Nehmzow typed a message to one of the virtual greeters his firm hired to interact with visitors to PA Consulting's Second Life offices, asking her if she could hear his voice. "She typed back, 'Sorry, I cannot because I am deaf','" recalls Nehmzow, who leads the organization's applications of virtual worlds. "I didn't know she was deaf until that point, and it didn't matter."

The exchange explains why Nehmzow describes virtual worlds such as Second Life as "the ultimate nondiscriminatory medium." Like a growing number of firms, PA Consulting taps the medium to recruit real-life employees, foster collaboration among a geographically dispersed workforce, collaborate with customers and hire "in-world" Second Life employees, who are paid in the realm's currency of Lindens, currently trading at an exchange rate of 270 Lindens to one U.S. dollar.
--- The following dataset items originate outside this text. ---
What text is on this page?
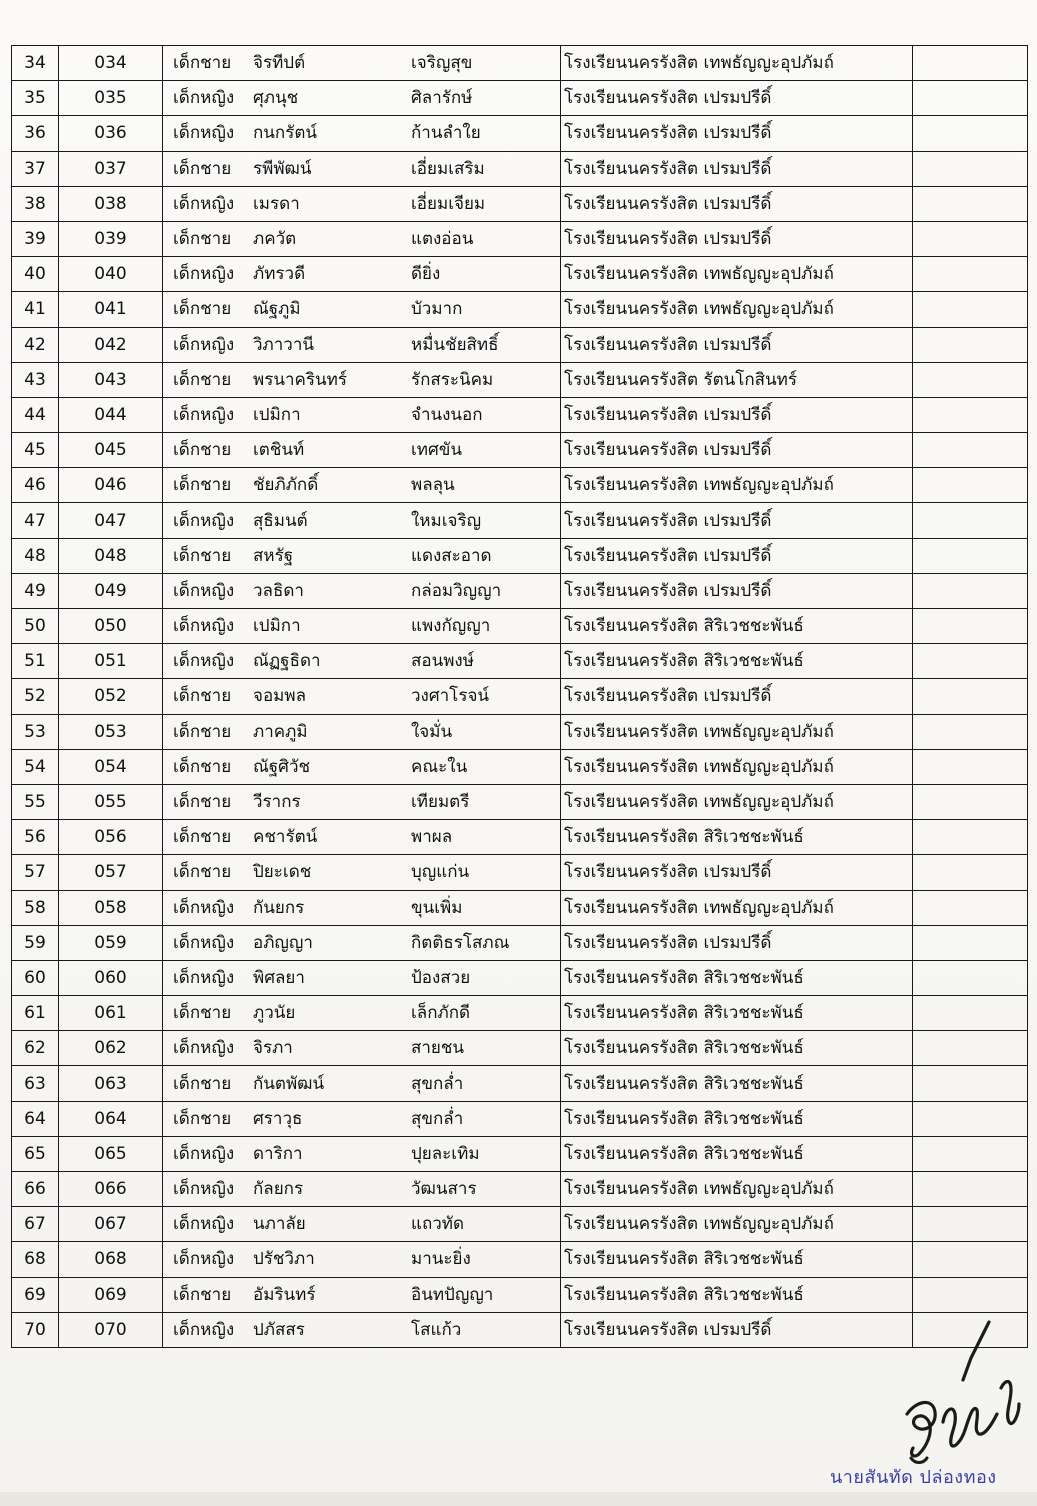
34	034	เด็กชาย จิรทีปต์ เจริญสุข	โรงเรียนนครรังสิต เทพธัญญะอุปภัมถ์	
35	035	เด็กหญิง ศุภนุช ศิลารักษ์	โรงเรียนนครรังสิต เปรมปรีดิ์	
36	036	เด็กหญิง กนกรัตน์ ก้านลำใย	โรงเรียนนครรังสิต เปรมปรีดิ์	
37	037	เด็กชาย รพีพัฒน์ เอี่ยมเสริม	โรงเรียนนครรังสิต เปรมปรีดิ์	
38	038	เด็กหญิง เมรดา เอี่ยมเจียม	โรงเรียนนครรังสิต เปรมปรีดิ์	
39	039	เด็กชาย ภควัต แตงอ่อน	โรงเรียนนครรังสิต เปรมปรีดิ์	
40	040	เด็กหญิง ภัทรวดี ดียิ่ง	โรงเรียนนครรังสิต เทพธัญญะอุปภัมถ์	
41	041	เด็กชาย ณัฐภูมิ บัวมาก	โรงเรียนนครรังสิต เทพธัญญะอุปภัมถ์	
42	042	เด็กหญิง วิภาวานี หมื่นชัยสิทธิ์	โรงเรียนนครรังสิต เปรมปรีดิ์	
43	043	เด็กชาย พรนาครินทร์ รักสระนิคม	โรงเรียนนครรังสิต รัตนโกสินทร์	
44	044	เด็กหญิง เปมิกา จำนงนอก	โรงเรียนนครรังสิต เปรมปรีดิ์	
45	045	เด็กชาย เตชินท์ เทศขัน	โรงเรียนนครรังสิต เปรมปรีดิ์	
46	046	เด็กชาย ชัยภิภักดิ์ พลลุน	โรงเรียนนครรังสิต เทพธัญญะอุปภัมถ์	
47	047	เด็กหญิง สุธิมนต์ ใหมเจริญ	โรงเรียนนครรังสิต เปรมปรีดิ์	
48	048	เด็กชาย สหรัฐ แดงสะอาด	โรงเรียนนครรังสิต เปรมปรีดิ์	
49	049	เด็กหญิง วลธิดา กล่อมวิญญา	โรงเรียนนครรังสิต เปรมปรีดิ์	
50	050	เด็กหญิง เปมิกา แพงกัญญา	โรงเรียนนครรังสิต สิริเวชชะพันธ์	
51	051	เด็กหญิง ณัฏฐธิดา สอนพงษ์	โรงเรียนนครรังสิต สิริเวชชะพันธ์	
52	052	เด็กชาย จอมพล วงศาโรจน์	โรงเรียนนครรังสิต เปรมปรีดิ์	
53	053	เด็กชาย ภาคภูมิ ใจมั่น	โรงเรียนนครรังสิต เทพธัญญะอุปภัมถ์	
54	054	เด็กชาย ณัฐศิวัช คณะใน	โรงเรียนนครรังสิต เทพธัญญะอุปภัมถ์	
55	055	เด็กชาย วีรากร เทียมตรี	โรงเรียนนครรังสิต เทพธัญญะอุปภัมถ์	
56	056	เด็กชาย คชารัตน์ พาผล	โรงเรียนนครรังสิต สิริเวชชะพันธ์	
57	057	เด็กชาย ปิยะเดช บุญแก่น	โรงเรียนนครรังสิต เปรมปรีดิ์	
58	058	เด็กหญิง กันยกร ขุนเพิ่ม	โรงเรียนนครรังสิต เทพธัญญะอุปภัมถ์	
59	059	เด็กหญิง อภิญญา กิตติธรโสภณ	โรงเรียนนครรังสิต เปรมปรีดิ์	
60	060	เด็กหญิง พิศลยา ป้องสวย	โรงเรียนนครรังสิต สิริเวชชะพันธ์	
61	061	เด็กชาย ภูวนัย เล็กภักดี	โรงเรียนนครรังสิต สิริเวชชะพันธ์	
62	062	เด็กหญิง จิรภา สายชน	โรงเรียนนครรังสิต สิริเวชชะพันธ์	
63	063	เด็กชาย กันตพัฒน์ สุขกล่ำ	โรงเรียนนครรังสิต สิริเวชชะพันธ์	
64	064	เด็กชาย ศราวุธ สุขกล่ำ	โรงเรียนนครรังสิต สิริเวชชะพันธ์	
65	065	เด็กหญิง ดาริกา ปุยละเทิม	โรงเรียนนครรังสิต สิริเวชชะพันธ์	
66	066	เด็กหญิง กัลยกร วัฒนสาร	โรงเรียนนครรังสิต เทพธัญญะอุปภัมถ์	
67	067	เด็กหญิง นภาลัย แถวทัด	โรงเรียนนครรังสิต เทพธัญญะอุปภัมถ์	
68	068	เด็กหญิง ปรัชวิภา มานะยิ่ง	โรงเรียนนครรังสิต สิริเวชชะพันธ์	
69	069	เด็กชาย อัมรินทร์ อินทปัญญา	โรงเรียนนครรังสิต สิริเวชชะพันธ์	
70	070	เด็กหญิง ปภัสสร โสแก้ว	โรงเรียนนครรังสิต เปรมปรีดิ์	
นายสันทัด ปล่องทอง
Although Nehmzow has not encountered any HR-related problems with his virtual team of Second Life greeters, he is now researching the firm's responsibilities should a greeter experience real problems on the virtual job.

As he should, says labor and employment law attorney and HR consultant Dave Elchoness. "An employment relationship with a greeter in Second Life is almost more complicated than the relationship with a regular employee who might go online any time someone enters the company's virtual offices," says Elchoness. "You may be hiring someone ... you don't know anything about."

Hardly a Luddite, Elchoness operates a virtual law office in Second Life and says that virtual worlds eventually "will be used as a communications medium that is the next best thing to visiting in person."

But he insists that HR managers should not let their companies enter virtual realms blind to potentially serious risks.

"On one hand, this medium opens a huge number of opportunities," Elchoness says. "On the other hand, unless you go into it with your eyes wide open, you can run into some unsavory characters and situations."

Endless Opportunities

IBM refers to Second Life and its ilk as "virtual social worlds." PA Consulting uses the broader term "participatory media," while others prefer "massively multiplayer online role-playing games," "multiplayer online games," or the "3-D Internet." The variance reflects the fact that the maturation of virtual worlds is just a few seconds into what will be a long journey, according to IBM.